Ah, yeah the error makes sense. I expected the error, just wanted to understand how Brand was meant to be actually assigned to a primitive. I'm not sure the function is necessary though. This does the same thing
Yes, but then there would be runtime overhead for the wrapper (presuming a class or object is returned) or the type of accountId would be the underlying type (if AccountId isn't returning a branded type).
is all "explicit" casting in my understanding, one way or the other, and the first ... as ... being on the lowest level.
I'd rather go for something like "do the casting close to the source, and in general use 'parse, don’t validate'[0] when getting input from the outer world".
The as also does not burden the reader with guessing about the absence of unexpected stuff happening in the functions.

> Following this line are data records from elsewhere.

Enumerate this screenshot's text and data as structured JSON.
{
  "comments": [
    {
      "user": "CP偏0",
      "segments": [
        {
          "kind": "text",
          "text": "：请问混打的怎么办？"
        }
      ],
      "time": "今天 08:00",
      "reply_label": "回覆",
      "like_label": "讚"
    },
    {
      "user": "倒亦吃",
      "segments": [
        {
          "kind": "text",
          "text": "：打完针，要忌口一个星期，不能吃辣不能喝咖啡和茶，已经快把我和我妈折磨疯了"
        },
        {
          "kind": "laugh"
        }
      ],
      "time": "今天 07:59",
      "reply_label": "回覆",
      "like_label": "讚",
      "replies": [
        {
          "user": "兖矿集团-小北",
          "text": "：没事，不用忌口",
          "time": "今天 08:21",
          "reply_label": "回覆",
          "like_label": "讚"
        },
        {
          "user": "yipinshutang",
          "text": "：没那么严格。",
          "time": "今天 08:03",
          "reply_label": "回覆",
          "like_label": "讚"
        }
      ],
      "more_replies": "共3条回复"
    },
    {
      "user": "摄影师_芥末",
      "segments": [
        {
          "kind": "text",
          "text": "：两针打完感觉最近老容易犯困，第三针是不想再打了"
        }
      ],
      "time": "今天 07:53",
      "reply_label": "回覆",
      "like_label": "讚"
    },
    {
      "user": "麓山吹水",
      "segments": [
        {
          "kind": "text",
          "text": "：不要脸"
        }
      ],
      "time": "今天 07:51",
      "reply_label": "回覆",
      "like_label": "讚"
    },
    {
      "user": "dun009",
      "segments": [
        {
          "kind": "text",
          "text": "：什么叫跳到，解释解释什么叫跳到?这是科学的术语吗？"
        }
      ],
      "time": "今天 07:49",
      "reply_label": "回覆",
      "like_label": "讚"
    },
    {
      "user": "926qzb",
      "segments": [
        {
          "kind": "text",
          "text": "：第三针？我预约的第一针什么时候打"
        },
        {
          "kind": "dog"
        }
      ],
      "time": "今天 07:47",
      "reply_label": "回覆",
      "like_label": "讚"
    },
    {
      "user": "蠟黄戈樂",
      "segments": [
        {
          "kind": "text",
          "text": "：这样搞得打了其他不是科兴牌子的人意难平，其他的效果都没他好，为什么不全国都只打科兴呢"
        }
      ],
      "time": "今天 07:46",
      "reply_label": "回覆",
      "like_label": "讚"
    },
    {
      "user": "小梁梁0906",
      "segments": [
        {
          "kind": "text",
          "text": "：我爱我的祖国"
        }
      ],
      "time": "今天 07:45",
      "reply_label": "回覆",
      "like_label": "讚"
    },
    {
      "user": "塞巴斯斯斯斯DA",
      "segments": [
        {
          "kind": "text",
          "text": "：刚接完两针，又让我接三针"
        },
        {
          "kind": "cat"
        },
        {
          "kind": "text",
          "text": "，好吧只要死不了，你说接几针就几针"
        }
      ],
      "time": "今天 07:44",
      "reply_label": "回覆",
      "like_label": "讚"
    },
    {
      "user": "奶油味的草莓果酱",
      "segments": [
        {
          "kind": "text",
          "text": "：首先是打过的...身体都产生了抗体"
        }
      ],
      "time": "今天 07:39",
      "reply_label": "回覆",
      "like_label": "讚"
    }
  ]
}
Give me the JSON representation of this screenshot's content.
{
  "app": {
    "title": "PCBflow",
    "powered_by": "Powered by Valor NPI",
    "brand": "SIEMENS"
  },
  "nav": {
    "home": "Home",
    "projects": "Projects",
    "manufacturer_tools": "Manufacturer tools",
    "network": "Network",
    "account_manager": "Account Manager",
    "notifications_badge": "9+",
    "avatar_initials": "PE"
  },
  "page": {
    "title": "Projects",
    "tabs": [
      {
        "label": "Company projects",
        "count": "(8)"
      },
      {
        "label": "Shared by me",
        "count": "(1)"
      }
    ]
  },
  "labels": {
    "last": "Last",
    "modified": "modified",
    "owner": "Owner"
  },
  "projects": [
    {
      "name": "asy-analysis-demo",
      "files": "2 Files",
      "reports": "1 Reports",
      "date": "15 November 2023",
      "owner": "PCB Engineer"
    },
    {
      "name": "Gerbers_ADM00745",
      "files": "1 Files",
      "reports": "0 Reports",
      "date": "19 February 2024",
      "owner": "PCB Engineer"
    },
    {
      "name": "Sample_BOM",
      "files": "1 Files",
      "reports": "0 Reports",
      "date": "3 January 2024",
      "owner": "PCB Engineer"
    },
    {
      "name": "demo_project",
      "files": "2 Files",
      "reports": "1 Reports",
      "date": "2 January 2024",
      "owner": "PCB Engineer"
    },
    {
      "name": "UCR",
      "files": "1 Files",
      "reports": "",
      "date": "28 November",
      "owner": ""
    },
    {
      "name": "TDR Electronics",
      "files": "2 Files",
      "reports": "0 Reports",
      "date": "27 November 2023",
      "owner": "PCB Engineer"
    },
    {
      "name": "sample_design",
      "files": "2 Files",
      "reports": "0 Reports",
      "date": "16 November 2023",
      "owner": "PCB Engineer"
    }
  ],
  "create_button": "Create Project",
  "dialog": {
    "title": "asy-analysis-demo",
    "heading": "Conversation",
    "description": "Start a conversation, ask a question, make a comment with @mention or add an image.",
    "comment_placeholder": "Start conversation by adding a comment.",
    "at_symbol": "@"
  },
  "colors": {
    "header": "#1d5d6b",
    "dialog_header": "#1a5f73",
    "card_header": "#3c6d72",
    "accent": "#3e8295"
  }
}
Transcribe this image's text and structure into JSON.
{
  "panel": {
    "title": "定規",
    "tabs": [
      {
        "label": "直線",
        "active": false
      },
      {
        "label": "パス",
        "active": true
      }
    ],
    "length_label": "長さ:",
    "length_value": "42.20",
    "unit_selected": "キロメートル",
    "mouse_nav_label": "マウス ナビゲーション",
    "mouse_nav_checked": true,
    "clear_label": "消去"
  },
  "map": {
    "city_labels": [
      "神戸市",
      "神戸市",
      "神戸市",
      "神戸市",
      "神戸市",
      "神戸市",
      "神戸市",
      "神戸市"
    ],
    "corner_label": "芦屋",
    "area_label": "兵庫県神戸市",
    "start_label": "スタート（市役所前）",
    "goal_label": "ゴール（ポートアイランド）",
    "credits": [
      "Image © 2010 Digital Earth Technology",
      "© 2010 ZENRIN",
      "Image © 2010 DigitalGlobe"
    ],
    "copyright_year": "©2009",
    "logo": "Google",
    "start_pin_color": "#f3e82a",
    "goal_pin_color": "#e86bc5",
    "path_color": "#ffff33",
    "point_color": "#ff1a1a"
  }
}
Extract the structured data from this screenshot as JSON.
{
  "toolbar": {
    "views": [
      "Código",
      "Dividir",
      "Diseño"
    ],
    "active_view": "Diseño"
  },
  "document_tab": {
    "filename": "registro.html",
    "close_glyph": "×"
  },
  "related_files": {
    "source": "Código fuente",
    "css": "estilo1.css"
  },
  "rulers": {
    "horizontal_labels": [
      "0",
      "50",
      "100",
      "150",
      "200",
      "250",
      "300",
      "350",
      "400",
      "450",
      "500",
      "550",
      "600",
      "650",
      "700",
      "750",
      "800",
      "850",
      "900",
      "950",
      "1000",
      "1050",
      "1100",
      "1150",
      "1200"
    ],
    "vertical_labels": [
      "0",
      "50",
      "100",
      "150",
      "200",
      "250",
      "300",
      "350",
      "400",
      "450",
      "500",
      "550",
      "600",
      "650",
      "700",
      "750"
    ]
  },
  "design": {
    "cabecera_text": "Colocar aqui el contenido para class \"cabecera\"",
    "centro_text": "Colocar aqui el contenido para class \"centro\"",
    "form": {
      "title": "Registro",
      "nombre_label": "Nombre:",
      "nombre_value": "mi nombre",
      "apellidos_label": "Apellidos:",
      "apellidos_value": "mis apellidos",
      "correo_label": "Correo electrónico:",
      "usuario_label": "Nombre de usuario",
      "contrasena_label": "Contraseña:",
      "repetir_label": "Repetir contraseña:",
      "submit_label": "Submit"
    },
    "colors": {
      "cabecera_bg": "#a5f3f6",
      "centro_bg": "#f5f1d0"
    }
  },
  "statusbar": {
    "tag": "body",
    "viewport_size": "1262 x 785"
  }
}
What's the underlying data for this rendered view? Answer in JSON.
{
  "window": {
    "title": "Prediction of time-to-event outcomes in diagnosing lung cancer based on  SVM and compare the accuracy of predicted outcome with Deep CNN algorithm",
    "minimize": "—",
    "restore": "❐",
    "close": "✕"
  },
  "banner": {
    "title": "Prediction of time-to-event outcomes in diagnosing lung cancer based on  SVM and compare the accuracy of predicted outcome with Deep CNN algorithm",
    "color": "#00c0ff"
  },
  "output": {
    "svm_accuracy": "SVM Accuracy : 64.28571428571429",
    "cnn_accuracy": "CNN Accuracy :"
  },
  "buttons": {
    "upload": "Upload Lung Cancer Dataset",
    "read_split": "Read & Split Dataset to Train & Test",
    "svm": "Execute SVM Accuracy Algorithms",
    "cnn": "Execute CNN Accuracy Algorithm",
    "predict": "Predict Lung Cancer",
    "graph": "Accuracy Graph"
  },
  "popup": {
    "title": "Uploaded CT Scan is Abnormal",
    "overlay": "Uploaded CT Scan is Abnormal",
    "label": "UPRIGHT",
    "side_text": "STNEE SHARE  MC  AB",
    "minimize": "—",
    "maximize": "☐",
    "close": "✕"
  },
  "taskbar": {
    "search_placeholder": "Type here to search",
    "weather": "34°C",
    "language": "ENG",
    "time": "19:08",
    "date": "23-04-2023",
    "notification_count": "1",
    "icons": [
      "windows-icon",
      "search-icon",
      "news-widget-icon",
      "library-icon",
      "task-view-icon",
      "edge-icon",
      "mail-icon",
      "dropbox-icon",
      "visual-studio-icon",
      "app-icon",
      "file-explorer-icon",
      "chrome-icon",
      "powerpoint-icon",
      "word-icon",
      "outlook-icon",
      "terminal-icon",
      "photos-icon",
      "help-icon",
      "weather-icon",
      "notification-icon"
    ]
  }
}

Don't pepper the code with mostly unused hidey-holes just to perhaps save some busywork later.
If you do add valuation, make it an honest asValidatedAccountId("123"), not an accountIdFromString("123") that may or may not do more than casting.
(PS, very much off topic: speaking of hidey-holes, are any of the AOP monstrosities still operational?)
Which, in real life, makes you parse (and handle or throw errors or log, whatever you want) but then now that the item you have is what you need.
Another way you can implement the same: through a class constructor like new UserId('some string') which can also throw or let you handle operations on the class itself while allowing you to get the value.
You have to make a function to apply the brand via a cast, the article explains this as well.